Scurvy: A Historical, Nutritional Disease

Scurvy is a disease of historical importance caused by a deficiency in vitamin C (ascorbic acid). Though mostly found among sailors of the past centuries, scurvy remains a real risk when the recommended intake of vitamin C is not adequately fulfilled. Untreated scurvy can be fatal.

Signs and Symptoms of Scurvy

The signs and symptoms of scurvy are caused by a lack of collagen. Collagen is a tough, structural protein produced by cells in the body that is found in tendons, ligaments, and skin. It's also found in the walls of blood vessels.
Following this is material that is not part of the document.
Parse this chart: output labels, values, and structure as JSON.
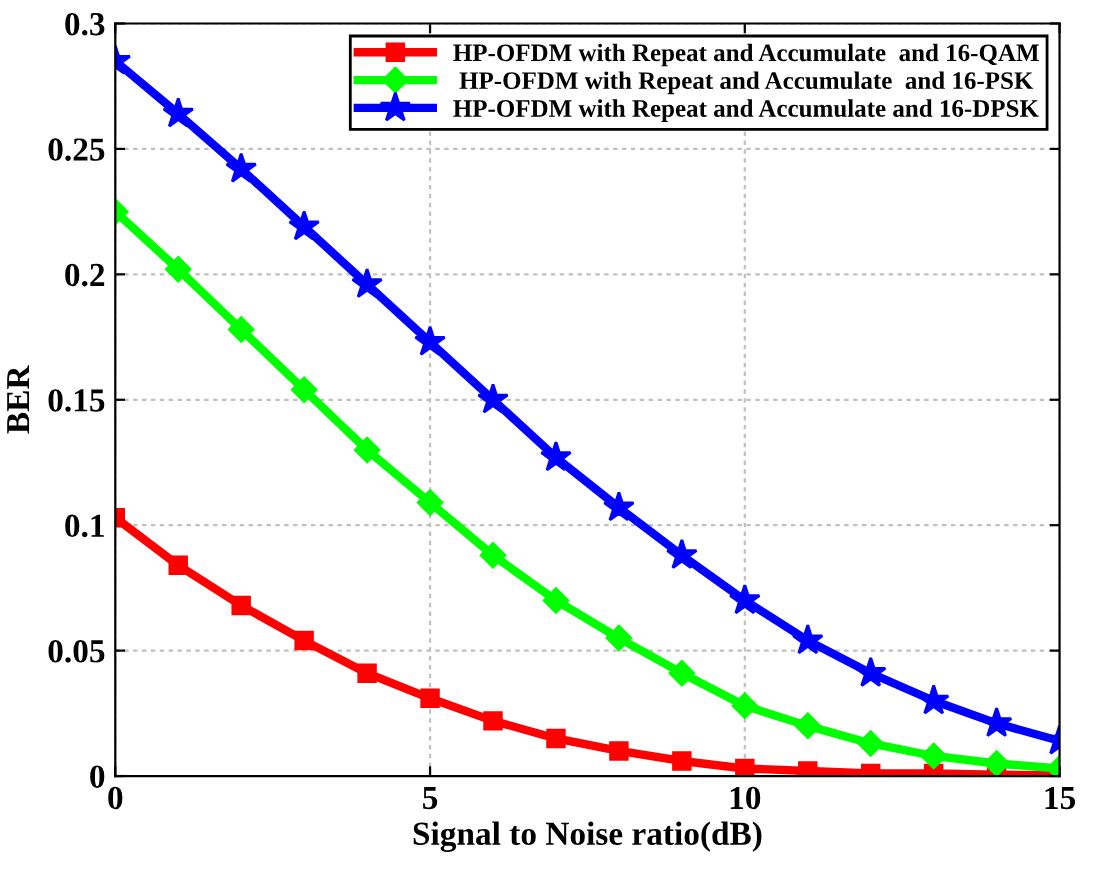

Some of the signs of scurvy include:

  • Lethargy and overall weakness
  • Easy bruising or bleeding
  • Spontaneous bleeding of the gums or of other mucous membranes
  • A swollen, inflamed gum tissue
  • Sharp pains in the limbs or joints
  • Rough, dry, scaly skin
  • Decreased red blood cells

Who Is At Risk of Developing Scurvy?

Any person who is not getting an adequate amount of vitamin C from foods or supplements is at risk for scurvy. Conditions that may increase the risk of scurvy include malabsorption, eating disorders, anorexia nervosa, and alcoholism. Vegetarians may also be at a higher risk unless they eat enough fruits and vegetables.

Preventing Scurvy

The World Health Organization recommends that adults consume at least 40 mg of vitamin C per day to help avoid scurvy. For most adults, a balanced diet that includes various fruits and vegetables should provide more than enough vitamin C. Fresh fruits and vegetables are excellent sources of vitamin C, as are fortified juices and cereals. Ascorbic acid supplements are also available.